Izadgushasp (also spelled Yazdgushnasp), known in Byzantine sources as Isdigousnas Zikh, was an Iranian nobleman from the House of Mihran, who served as one of Khosrow I's viziers (wuzurg framadar).
Siege of Dara
Izadgushasp is first mentioned during the reign of Khosrow I, as one of the highest dignitaries and most powerful noblemen, being both Khosrow's vizier and chamberlain. He had a brother named Fariburz (also known as Phabrizus) who also held high offices. Procopius describes them as: "both holding most important offices ... and at the same time reckoned to be the basest of all Persians, having a great reputation for their cleverness and evil ways." Izadgushasp, along with two other powerful magnates named Chihr-Burzen and Bahram-i Mah Adhar, were even asked by Khosrow to choose his heir.
During the Lazic War, Izadgushasp and Fariburz played an important role in the capture of Lazica. During the peace negotiations to end the war, Izadgushasp was the spokesman of the Sasanians, and made a treaty with the Byzantines in which they paid a great tribute of gold.
In 547, Khosrow I, who was keen to wrest Dara from Byzantine control, tried to trick them in order to capture it; he sent Izadgushasp as a diplomat to Constantinople, but in reality the latter would stop by Dara, and with the aid of his large crew, he would seize the city. However, this plan was prevented by a former of adviser of Belisarius named George, who demanded that if Izadgushasp should enter the city he should have only twenty members of his crew with him. Izadgushasp then left the city and continued his journey to Constantinople, where he received a friendly welcome from Justinian, who gave him some gifts.
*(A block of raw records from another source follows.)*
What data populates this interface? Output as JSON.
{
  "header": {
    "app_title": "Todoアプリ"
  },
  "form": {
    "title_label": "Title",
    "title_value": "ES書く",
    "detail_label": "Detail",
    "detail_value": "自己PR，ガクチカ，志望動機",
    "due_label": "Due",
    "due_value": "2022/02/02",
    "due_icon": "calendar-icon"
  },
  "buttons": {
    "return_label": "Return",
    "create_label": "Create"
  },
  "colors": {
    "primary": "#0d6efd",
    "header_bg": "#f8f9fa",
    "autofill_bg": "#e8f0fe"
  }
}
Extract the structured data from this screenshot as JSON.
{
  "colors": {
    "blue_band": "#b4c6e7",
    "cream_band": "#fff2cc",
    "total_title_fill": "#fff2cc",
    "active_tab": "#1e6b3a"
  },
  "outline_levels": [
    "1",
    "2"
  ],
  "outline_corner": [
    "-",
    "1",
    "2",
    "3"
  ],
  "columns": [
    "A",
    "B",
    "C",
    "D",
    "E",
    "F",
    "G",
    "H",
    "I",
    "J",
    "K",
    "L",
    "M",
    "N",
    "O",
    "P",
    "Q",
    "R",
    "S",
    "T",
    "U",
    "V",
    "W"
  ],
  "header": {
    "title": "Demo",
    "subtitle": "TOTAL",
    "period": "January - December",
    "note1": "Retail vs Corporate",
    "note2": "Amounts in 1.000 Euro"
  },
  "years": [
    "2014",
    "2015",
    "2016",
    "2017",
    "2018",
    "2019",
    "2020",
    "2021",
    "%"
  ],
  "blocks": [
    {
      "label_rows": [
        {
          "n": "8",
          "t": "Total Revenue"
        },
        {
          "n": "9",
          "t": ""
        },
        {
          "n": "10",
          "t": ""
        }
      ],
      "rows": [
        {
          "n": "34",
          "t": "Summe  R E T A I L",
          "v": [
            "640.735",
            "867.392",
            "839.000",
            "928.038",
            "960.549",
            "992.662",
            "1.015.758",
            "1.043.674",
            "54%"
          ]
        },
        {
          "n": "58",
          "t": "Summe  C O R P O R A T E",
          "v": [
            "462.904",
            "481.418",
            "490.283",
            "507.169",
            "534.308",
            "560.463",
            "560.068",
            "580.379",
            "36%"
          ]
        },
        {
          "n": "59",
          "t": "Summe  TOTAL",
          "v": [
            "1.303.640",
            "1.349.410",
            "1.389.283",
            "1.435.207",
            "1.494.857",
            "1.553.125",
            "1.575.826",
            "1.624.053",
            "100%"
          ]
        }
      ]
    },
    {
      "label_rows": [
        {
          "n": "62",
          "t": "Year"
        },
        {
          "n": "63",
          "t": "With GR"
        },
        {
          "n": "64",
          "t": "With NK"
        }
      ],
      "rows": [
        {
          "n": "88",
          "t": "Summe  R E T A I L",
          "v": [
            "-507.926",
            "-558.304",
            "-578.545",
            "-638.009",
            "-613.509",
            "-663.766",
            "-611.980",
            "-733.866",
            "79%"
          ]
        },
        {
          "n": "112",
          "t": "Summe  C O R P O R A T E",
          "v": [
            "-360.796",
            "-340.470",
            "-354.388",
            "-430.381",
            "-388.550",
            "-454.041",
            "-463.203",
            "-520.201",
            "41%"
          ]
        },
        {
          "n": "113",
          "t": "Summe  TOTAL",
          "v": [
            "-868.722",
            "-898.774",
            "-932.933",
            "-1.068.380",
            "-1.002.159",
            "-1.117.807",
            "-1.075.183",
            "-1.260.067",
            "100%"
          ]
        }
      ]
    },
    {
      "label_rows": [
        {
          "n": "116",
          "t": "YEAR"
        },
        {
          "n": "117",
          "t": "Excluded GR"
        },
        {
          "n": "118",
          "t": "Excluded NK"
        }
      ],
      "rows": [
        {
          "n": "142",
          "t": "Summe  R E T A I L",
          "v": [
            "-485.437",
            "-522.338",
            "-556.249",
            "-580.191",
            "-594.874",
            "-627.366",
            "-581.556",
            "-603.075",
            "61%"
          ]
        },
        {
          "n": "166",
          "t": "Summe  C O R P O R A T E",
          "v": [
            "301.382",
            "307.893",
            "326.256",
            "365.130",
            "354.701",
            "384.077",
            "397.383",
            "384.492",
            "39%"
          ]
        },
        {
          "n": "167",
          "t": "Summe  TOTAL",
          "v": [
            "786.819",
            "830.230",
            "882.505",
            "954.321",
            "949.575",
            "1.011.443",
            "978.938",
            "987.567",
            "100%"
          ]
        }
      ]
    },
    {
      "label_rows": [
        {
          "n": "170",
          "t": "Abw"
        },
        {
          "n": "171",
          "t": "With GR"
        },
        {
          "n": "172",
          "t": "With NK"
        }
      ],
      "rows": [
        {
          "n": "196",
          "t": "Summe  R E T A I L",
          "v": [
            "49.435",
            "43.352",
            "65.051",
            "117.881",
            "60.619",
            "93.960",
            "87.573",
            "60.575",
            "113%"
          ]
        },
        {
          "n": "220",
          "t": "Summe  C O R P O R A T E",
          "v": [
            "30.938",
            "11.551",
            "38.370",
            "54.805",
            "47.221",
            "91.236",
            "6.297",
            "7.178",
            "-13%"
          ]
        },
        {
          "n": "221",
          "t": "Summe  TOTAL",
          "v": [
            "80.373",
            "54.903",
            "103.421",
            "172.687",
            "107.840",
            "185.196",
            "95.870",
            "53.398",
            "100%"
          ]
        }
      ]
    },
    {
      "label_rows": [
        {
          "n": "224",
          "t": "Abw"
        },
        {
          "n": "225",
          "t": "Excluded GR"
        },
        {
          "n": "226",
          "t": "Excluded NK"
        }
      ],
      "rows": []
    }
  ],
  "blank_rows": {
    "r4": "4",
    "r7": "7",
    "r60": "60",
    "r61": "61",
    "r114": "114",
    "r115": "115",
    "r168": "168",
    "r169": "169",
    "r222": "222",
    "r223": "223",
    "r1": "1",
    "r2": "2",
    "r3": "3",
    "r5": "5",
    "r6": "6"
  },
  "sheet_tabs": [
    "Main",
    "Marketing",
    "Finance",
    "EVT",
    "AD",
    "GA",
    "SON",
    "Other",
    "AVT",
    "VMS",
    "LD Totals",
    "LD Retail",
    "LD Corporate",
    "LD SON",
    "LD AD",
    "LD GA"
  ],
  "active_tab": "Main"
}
In 573, during the Byzantine–Sasanian War of 572–591, Khosrow sent an army under Adarmahan to invade Syria, while he himself, along with Izadgushasp and Fariburz, led an army towards Dara, capturing the city after four months. Adarmahan sacked several cities in Syria, which included Apamea. The Byzantine emperor Justin II reportedly lost his mind after these Byzantine disasters and abdicated. In 579, Khosrow was succeeded by his son Hormizd IV, who later ordered the death of 13,600 nobles and religious members, including Izadgushasp, who was first imprisoned and then executed.